Mirror Magazine

Reaching out for higher branches
Ishani Ranasinghe reports on the latest stunts of The Brass Monkey Band
Nearly eight months ago I was invited to see a new band performing at a private gathering. I was a little sceptical about going and what I was about to see, but I went. Once I saw them performing though, all doubts vanished and I was amazed at how good they were.

So many bands are mushrooming only to vanish away. Will ‘The Brass Monkey Band’ be yet another band or are they here to stay? With so many bands here in Colombo, how will this band fare against the others? How will they stand out?

This is what I wrote about them later on and now, as they played their final gig ‘The Last Banana’ before they take a short break I must say my questions have been answered and the doubts gone.

When I first met them they quite confidently said, “We are not just any band, we are so different from each other that when we come together we are bizarre,” while adding with a laugh that even they can’t believe how much fun they have.
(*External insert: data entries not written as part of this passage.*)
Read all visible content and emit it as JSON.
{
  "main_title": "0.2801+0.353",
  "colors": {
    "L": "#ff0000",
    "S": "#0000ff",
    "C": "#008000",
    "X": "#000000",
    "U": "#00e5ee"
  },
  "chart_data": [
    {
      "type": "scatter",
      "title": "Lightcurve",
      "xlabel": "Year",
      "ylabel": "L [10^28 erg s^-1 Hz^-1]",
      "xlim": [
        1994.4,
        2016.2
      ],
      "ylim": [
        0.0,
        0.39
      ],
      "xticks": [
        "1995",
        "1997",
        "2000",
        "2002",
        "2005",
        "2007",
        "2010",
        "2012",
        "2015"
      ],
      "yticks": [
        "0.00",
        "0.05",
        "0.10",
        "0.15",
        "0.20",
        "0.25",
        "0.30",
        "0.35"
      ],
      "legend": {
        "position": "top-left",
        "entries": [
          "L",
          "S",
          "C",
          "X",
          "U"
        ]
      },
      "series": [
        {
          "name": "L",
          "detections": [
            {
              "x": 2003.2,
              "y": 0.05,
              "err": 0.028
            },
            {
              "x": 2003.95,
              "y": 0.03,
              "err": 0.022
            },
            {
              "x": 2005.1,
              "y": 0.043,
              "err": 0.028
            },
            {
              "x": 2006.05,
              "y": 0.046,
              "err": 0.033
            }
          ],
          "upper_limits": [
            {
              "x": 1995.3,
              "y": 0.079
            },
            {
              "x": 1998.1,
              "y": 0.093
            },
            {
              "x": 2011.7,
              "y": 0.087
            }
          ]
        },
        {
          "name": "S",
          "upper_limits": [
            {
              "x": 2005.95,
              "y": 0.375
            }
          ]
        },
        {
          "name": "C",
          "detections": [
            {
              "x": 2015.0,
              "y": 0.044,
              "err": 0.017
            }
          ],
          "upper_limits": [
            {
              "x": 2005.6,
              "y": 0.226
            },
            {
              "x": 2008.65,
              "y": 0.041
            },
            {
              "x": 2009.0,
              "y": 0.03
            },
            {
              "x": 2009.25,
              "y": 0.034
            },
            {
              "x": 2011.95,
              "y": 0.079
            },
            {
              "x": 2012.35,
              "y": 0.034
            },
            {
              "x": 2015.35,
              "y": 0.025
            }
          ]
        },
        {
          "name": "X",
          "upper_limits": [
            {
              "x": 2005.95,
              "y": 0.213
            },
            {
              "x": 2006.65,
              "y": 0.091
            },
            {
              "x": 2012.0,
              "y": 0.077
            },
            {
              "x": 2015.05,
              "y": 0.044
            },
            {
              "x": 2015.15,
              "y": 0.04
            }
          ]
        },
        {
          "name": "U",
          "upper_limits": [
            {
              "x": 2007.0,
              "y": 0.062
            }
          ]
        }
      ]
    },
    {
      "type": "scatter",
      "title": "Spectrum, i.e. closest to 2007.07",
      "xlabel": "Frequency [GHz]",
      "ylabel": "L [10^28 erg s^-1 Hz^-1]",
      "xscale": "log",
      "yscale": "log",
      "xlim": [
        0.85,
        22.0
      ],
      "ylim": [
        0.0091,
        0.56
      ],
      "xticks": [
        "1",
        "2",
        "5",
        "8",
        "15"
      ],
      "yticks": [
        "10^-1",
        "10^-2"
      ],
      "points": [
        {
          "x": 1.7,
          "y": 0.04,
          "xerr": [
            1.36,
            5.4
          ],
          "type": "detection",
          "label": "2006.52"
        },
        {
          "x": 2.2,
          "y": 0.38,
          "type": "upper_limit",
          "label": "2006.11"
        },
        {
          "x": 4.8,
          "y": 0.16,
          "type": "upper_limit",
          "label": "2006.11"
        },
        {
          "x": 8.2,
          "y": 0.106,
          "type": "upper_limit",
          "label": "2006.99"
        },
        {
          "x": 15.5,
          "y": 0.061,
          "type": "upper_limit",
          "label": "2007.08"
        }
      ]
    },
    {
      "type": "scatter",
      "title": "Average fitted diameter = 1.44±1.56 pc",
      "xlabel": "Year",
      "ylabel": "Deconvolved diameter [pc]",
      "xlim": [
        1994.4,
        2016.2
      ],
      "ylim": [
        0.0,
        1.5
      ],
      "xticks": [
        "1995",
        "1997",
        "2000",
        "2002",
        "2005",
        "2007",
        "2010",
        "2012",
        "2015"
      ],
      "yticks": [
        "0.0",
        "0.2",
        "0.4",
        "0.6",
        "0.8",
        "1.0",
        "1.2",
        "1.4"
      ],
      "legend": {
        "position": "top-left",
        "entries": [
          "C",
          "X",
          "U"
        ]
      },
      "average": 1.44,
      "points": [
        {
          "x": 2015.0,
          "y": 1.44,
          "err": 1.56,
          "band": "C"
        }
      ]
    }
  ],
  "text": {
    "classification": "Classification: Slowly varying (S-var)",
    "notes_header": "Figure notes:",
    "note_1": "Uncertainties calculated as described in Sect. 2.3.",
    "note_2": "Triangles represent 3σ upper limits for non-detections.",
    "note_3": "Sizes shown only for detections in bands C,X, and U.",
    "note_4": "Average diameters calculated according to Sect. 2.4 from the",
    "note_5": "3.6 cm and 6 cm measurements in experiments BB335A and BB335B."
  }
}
After seeing them perform for the first time, I did manage to see a few of their gigs and of course listen to their EP ‘The Year of the Monkey’. And to sum it all up… they have held on getting better with each step. One of the key factors for this is their talent and the fact that people just love them.

Sitting at Frangipani last Wednesday, I got ready to see The Brass Monkey Band get onstage and play some of their originals, which have received an amazing response. As they got prepared, it was quite evident that there were a few changes in their line up, but they had not lost their touch.

Dilan Rathnapala who contributed with the scratch pads and bass was not to be seen. We were later told that he had migrated to Canada. There were two people who were bringing some extra essence to their performance, Ravihansa Wetakepotha with the tabla and Paul Jacobs (he will be the producer for their upcoming album) on bass.

They started off their show with “Morning Star” a track from their soon to be released album. After that they went through all their songs one last time, and of course tested them on the audience to see their reactions to the newer songs.

As Aadhil Aziz, their lead guitarist cum vocalist, put it, “You are the guinea pigs for the evening.” Playing some of their newest tracks like, “Colombo Groove”, “Letting Go”, “Content”, “The Lick” and of course some of their old tunes like, “Tumbleweed”, “Lay All Your Hands On Me” and “Sin”, they went through – if I am not mistaken – all the songs they have recorded and hope to record.

Speaking about playing all the songs they have come up with, I must mention this one song, which was quite interesting. It actually gave Anik Jayasuriya, their drummer, a chance to sing – or rap to be exact. They performed “The BMB” which Aadhil described as something of a joke song, which they couldn’t put away. “Every time we play it the crowd just loves it so…”

The audience there proved to be fans of the band as most of them were singing some of their more popular tracks like “Tumbleweed”. Each of their songs received loud cheers along with ‘whoops!’ from the audience showing that in a short time they have really gone far as a band.

Their performance was near perfect, with everyone there enjoying the show with the sense that they have been a part of a charitable event. Why? As they performed their final gig the band had decided to give the proceeds of the show to ‘The School for the Deaf and Blind’.

Before they bid farewell to the local band scene The Brass Monkey Band will be launching their album in early February, which will feature their new tracks which we can hear at Frangipani. Their tracks a mix of everything ranging from the ballets to fast ones.

As Aadhil and Swinly Perera got onstage at the end of their performance to sing an amazing version of “Underground”, another one of their originals, one listened to it knowing that this is going to be one band that will be missed.

As they head off in different directions doing their own thing for a while we wish them well and hope to see them soon. Because no matter what people say, with all their craziness and creativity, they did make their mark.